How much does root canal treatment cost?
This page gives estimates for how much root canal therapy can cost for various types of teeth (their initial treatment).
Remember, root canal fees only make up a part of your tooth's total treatment expenses.
It's important to understand that the fees shown here estimate the price of performing a tooth's root canal treatment only.
Each and every tooth will also require some type of final restoration. And since the type that's placed will vary on a case-by-case basis, a dentist will quote the cost for it separately.
A) Root canal fees - General dentists (Initial treatment).
- Root canal treatment for an anterior tooth (incisor, canine/cuspid)
$585.00 - $1000.00
Low fee = Small rural city or town.
High fee = Large metropolitan area.
- Root canal treatment for a premolar (bicuspid).
$630.00 - $1200.00
- Root canal treatment for a posterior tooth (molar).
$780.00 - $1400.00
Why do costs vary by tooth type?
When a dentist figures out their fee schedule, one of the primary factors involved is the amount of time that it takes for them to perform that procedure. Root canal therapy is a prime example of this.
In most cases, anterior teeth have one root canal, bicuspids one or two, and molars at least three. (Use this link for details and examples.) And that means each type of tooth will, comparatively, take a different amount of time to treat.

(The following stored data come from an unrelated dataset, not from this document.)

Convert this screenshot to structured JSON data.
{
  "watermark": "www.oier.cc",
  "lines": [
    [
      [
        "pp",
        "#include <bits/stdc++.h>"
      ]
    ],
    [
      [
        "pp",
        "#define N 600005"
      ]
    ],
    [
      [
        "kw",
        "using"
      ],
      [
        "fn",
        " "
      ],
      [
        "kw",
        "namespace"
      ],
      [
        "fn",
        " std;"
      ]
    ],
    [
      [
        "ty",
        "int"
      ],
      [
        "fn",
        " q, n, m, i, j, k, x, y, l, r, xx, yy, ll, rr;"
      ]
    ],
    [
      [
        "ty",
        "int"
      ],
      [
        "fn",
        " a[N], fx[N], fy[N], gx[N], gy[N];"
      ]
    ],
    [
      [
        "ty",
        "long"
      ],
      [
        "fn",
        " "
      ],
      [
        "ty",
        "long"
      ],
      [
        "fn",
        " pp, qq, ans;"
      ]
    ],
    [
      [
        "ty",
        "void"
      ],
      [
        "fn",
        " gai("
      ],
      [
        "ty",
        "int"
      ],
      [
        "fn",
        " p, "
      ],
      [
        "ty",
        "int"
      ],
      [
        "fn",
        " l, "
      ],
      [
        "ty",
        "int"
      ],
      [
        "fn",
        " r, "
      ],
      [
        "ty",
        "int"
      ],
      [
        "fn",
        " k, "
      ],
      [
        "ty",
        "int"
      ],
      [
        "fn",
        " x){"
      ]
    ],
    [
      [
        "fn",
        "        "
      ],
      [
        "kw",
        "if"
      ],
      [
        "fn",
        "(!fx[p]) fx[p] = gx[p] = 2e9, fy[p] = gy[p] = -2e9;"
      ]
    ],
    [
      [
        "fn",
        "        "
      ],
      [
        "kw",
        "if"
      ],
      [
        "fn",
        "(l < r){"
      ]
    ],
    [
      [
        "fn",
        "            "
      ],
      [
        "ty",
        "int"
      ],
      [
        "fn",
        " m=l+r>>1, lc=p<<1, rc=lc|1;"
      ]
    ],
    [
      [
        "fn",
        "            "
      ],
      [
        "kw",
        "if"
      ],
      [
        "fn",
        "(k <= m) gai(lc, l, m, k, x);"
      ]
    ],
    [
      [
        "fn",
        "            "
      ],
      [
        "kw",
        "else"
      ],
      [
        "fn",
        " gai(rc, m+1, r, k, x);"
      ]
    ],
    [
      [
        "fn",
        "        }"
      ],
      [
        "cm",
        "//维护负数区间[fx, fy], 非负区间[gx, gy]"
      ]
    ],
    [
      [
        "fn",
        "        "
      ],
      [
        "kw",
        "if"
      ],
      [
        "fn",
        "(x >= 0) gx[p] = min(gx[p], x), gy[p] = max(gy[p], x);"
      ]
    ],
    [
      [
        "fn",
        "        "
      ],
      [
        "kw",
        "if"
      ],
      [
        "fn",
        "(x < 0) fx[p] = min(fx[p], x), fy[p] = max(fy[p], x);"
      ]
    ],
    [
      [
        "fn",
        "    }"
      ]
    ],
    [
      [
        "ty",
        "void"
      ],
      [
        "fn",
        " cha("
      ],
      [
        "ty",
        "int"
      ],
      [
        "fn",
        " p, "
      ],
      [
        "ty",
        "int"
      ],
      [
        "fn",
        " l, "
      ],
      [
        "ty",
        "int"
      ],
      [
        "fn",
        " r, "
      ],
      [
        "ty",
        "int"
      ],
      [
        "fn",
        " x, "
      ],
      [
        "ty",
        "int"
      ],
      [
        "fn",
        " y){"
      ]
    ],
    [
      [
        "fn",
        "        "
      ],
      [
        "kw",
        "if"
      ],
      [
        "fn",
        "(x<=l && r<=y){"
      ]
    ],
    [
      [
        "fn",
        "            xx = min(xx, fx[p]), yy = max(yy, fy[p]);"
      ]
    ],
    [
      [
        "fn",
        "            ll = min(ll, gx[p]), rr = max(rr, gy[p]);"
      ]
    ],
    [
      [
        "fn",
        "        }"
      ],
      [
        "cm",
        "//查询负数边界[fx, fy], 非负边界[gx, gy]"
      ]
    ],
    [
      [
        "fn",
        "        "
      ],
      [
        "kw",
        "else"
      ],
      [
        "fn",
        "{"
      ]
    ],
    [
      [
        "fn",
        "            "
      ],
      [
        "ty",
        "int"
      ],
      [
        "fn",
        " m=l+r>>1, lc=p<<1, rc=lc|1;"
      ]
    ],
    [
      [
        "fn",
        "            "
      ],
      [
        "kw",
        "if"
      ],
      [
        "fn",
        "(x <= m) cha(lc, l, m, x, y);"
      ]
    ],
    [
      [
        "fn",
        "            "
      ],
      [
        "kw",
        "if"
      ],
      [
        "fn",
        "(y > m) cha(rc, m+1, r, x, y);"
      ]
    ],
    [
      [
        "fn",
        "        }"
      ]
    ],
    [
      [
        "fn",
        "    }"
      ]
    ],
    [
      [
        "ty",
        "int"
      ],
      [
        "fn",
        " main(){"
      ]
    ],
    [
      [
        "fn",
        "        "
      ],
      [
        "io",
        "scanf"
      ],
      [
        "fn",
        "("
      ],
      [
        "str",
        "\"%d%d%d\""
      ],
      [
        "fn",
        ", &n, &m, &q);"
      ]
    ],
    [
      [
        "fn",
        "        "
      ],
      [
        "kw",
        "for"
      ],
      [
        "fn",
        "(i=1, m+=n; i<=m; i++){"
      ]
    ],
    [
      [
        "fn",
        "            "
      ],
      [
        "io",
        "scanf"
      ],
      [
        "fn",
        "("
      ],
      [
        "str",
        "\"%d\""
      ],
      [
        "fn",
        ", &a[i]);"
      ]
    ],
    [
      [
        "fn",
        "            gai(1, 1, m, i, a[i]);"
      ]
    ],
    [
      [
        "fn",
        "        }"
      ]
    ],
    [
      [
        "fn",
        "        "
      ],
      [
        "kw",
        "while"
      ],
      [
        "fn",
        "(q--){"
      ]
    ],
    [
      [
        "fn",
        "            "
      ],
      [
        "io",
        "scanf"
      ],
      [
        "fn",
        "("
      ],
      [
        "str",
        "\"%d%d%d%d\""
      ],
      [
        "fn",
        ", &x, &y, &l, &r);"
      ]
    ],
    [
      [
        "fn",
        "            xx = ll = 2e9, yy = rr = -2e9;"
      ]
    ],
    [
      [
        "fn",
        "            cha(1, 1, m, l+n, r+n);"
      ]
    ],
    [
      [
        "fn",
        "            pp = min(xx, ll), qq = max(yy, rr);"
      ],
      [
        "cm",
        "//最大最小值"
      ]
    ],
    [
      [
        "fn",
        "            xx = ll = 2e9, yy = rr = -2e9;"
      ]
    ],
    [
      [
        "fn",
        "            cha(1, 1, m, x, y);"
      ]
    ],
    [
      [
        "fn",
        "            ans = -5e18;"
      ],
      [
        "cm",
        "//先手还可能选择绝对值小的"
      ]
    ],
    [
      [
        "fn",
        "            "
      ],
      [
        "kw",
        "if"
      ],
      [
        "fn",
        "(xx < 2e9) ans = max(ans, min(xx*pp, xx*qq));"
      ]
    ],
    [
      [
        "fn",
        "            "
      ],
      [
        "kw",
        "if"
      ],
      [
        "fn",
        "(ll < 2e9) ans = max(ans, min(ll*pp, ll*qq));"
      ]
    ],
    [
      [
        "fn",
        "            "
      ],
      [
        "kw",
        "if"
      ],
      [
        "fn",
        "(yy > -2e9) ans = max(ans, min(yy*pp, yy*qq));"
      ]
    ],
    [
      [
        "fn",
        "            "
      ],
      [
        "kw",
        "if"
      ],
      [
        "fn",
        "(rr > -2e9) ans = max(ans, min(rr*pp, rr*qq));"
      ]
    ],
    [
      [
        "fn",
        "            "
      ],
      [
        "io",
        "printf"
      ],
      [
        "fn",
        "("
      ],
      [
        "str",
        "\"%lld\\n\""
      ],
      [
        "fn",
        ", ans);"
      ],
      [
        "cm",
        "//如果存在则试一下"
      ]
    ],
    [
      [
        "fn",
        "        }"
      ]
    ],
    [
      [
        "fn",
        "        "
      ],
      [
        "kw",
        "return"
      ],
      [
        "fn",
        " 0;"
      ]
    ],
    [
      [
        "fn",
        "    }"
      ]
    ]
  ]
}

As shown in our list above, this difference is reflected in their relative cost of treatment.
B) Root canal fees - Retreatment cases.
The cost for retreating a tooth will usually be more than that charged for its original therapy, probably on the order of 20% to 25%.
- The steps involved with retreatment are essentially the same as when the tooth was first treated, with the exception that the previously placed filling material must first be removed.
- The time and skill needed to perform this task, as well as overcoming the deficiencies associated with the tooth's initial treatment, justify the fee increase.
What's the success rate of retreatment cases?
The success rate of retreatment is generally lower than initial treatment. A review of dental literature by Ng (2008) concluded that retreatment was successful 77% of the time. Original treatment can be expected to have a success rate of over 90% (see below).
- If your dentist feels that the chance of a successful outcome for your tooth is low, they may recommend some type of alternative treatment approach (tooth extraction and replacement) instead.
C) Root canal fees charged by endodontists.
You can expect that the fee charged by an endodontist will be greater than that charged by a general dentist (for treating the same type of tooth).
Endodontists generally treat the most difficult cases, and the fee that they charge reflects a premium based on the high level of skill and expertise they have to offer. An endodontist's fee can easily be 30% to 40% more than the average fee charged by general dentists in the same area.
Should a specialist perform your work? - Endodontists vs. General Dentists.
The answer to this question simply depends on how much expertise is needed for the successful treatment of your tooth.
Different teeth can pose different challenges. And aspects of treatment that might be fairly routine for an endodontist may be quite difficult for a general dentist.
- While all dentists receive training in performing root canal treatment, some dentists, called "endodontists," limit their practice to just providing this type of service.
- To become an endodontist, a dentist must complete an advanced training program and meet certification criteria.
a) Success rates.
Specialty training does influence treatment outcome. As an example, Alley (2004) found a success rate of 98% for routine root canal treatment when it was performed by endodontists. This number fell to 90% for cases treated by general practitioners.
b) Diagnostic services.
There can be situations where your dentist feels that the services of an endodontist are required, simply to determine what type of treatment it is that you need. Some problems can be difficult to diagnose, and it may take an endodontist's experience to figure them out.
There's usually a financial premium attached to an endodontist's care. Their fee will usually be higher than your regular dentist's. But when the extra skill they can provide is required, it is well worth the expense. In some parts of the country, you may find that an endodontist is relatively hard to find, and seeking the services of one requires a trip to a nearby metropolitan area.
Let your dentist decide who should perform your root canal treatment.
With many and possibly most cases your dentist may feel that they are more than capable of providing the treatment that your tooth requires. If not, then they can refer you to an endodontist.
Having your own dentist perform your work has advantages. Your treatment will be performed in an office you're already familiar with, by a person you already know. And since they know you too, they might be more accommodating with scheduling, billing, and insurance issues than an endodontist's office would be.